Präzisionsdemokratie im Fussball

David Dürr - Basler Zeitung 28.08.2015


Die nationalen Wahlen stehen an. In wenigen Wochen wissen wir, wer in der nächsten Polit-Saison dabei ist. Fast ein bisschen wie in der Transferzeit beim Fussball, in der sich entscheidet, wer in der nächsten Saison wo spielt. Überhaupt haben die Polit-Saison und die Fussball-Saison einiges gemeinsam: Beide tun so, wie wenn sie die wichtigste Sache der Welt wären; beide sind aber nichts als eine ziemlich repetitive Show, bei der nichts anderes passiert, als dass die Spieler – je nach Sitzplatz des Zuschauers – von links nach rechts oder von rechts nach links rennen und zwischendurch einmal den einen oder anderen Treffer landen.

Auch die Rolle der Zuschauer ist bei der Polit- und bei der Fussball-Show dieselbe: zuschauen eben.

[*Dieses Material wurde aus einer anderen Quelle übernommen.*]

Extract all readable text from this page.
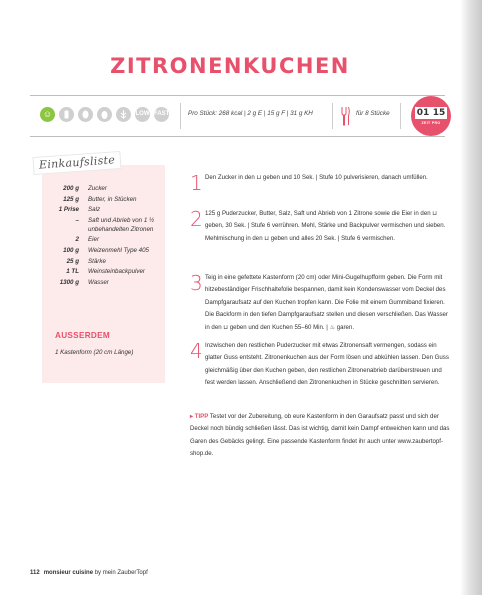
ZITRONENKUCHEN
☺	LOW CARB
FAST	Pro Stück: 268 kcal | 2 g E | 15 g F | 31 g KH	für 8 Stücke	01 15
ZEIT PRO
Einkaufsliste
200 g	Zucker
125 g	Butter, in Stücken
1 Prise	Salz
–	Saft und Abrieb von 1 ½ unbehandelten Zitronen
2	Eier
100 g	Weizenmehl Type 405
25 g	Stärke
1 TL	Weinsteinbackpulver
1300 g	Wasser
AUSSERDEM
1 Kastenform (20 cm Länge)
1 Den Zucker in den ⊔ geben und 10 Sek. | Stufe 10 pulverisieren, danach umfüllen.
2 125 g Puderzucker, Butter, Salz, Saft und Abrieb von 1 Zitrone sowie die Eier in den ⊔ geben, 30 Sek. | Stufe 6 verrühren. Mehl, Stärke und Backpulver vermischen und sieben. Mehlmischung in den ⊔ geben und alles 20 Sek. | Stufe 6 vermischen.
3 Teig in eine gefettete Kastenform (20 cm) oder Mini-Gugelhupfform geben. Die Form mit hitzebeständiger Frischhaltefolie bespannen, damit kein Kondenswasser vom Deckel des Dampfgaraufsatz auf den Kuchen tropfen kann. Die Folie mit einem Gummiband fixieren. Die Backform in den tiefen Dampfgaraufsatz stellen und diesen verschließen. Das Wasser in den ⊔ geben und den Kuchen 55–60 Min. | ♨ garen.
4 Inzwischen den restlichen Puderzucker mit etwas Zitronensaft vermengen, sodass ein glatter Guss entsteht. Zitronenkuchen aus der Form lösen und abkühlen lassen. Den Guss gleichmäßig über den Kuchen geben, den restlichen Zitronenabrieb darüberstreuen und fest werden lassen. Anschließend den Zitronenkuchen in Stücke geschnitten servieren.
▸ TIPP Testet vor der Zubereitung, ob eure Kastenform in den Garaufsatz passt und sich der Deckel noch bündig schließen lässt. Das ist wichtig, damit kein Dampf entweichen kann und das Garen des Gebäcks gelingt. Eine passende Kastenform findet ihr auch unter www.zaubertopf-shop.de.
112 monsieur cuisine by mein ZauberTopf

Dazu gehört auch zu grölen, zu pfeifen oder zu applaudieren. Oder sich zu Parteien und Fanclubs zusammenzuschliessen, Fahnen mit markigen Parolen zu schwingen und lautstark die Teams oder Stars zu feiern. Und übrigens auch zahlen dürfen die Zuschauer sowohl in der Polit- wie in der Fussball-Show.

Ebenfalls gleich verhält es sich in beiden Shows mit dem, was die Zuschauer nicht dürfen: nämlich selbst ins Geschehen eingreifen, sich zum Beispiel selbst ins Getümmel auf dem Spielfeld stürzen. Oder von der Trainerbank aus Weisungen erteilen. Oder den Coach und die Spieler auswählen. Dazu wären die Zuschauer – sagt man – gar nicht fähig. Da würden ja nur gute Populisten statt gute Spieler gewählt. Die Zuschauer haben höchstens insofern einen Einfluss, als sie im Fall unfähiger Spieler, erfolgloser Spielzüge und schlechter Ergebnisse halt nicht mehr so häufig zur Show kommen. Das wollen die Organisatoren natürlich vermeiden und haben deshalb ein Interesse daran, die Zuschauer zufrieden zu stellen. Insofern könnte man sowohl der Fussball- wie der Polit-Show so etwas wie einen „demokratischen“ Anstrich attestieren.

Komischerweise wird nun aber in der Polit-Show (im Gegensatz zur Fussball-Show) durch alle Böden hindurch behauptet, das sei nicht bloss ein demokratischer Anstrich, sondern echte, durch und durch verwirklichte Demokratie. So seien es tatsächlich die Zuschauer selbst und niemand sonst, die die Spieler wählen und sogar die Spielregeln erlassen. Auf Letzteres ist man in der Schweiz besonders stolz und nennt es „direkte Demokratie“. – Das ist natürlich blanker Unsinn: An diesen sogenannt demokratischen Wahlen ist ein Drittel der Zuschauer schon gar nicht zugelassen; von den Verbleibenden wiederum interessiert sich nicht einmal die Hälfte; und davon schliesslich ist es bloss noch eine Minderheit, deren Kandidaten letztendlich als Spieler zum Einsatz kommen. Und was die Sachabstimmungen anbelangt, so ist es weniger als ein Prozent aller Spielregeln, zu der die Zuschauer überhaupt befragt werden. 

Nur noch skurril ist angesichts dessen die neuste Kontroverse um Vor- und Nachteile des e-Votings. Da hat doch tatsächlich der Bundesrat einigen Kantonen die elektronische Durchführung der Nationalratswahlen verboten, wegen angeblich zu grosser Abweichungstoleranzen der IT-Programme. Das ist etwa gleich absurd, wie wenn die Organisatoren von Fussballspielen sagen würden, die Geräte zum Messen des Gegröles der Zuschauer seien zu wenig präzis, um die daraus gezogenen Schlüsse auf die Transferlisten zuverlässig auszurechnen.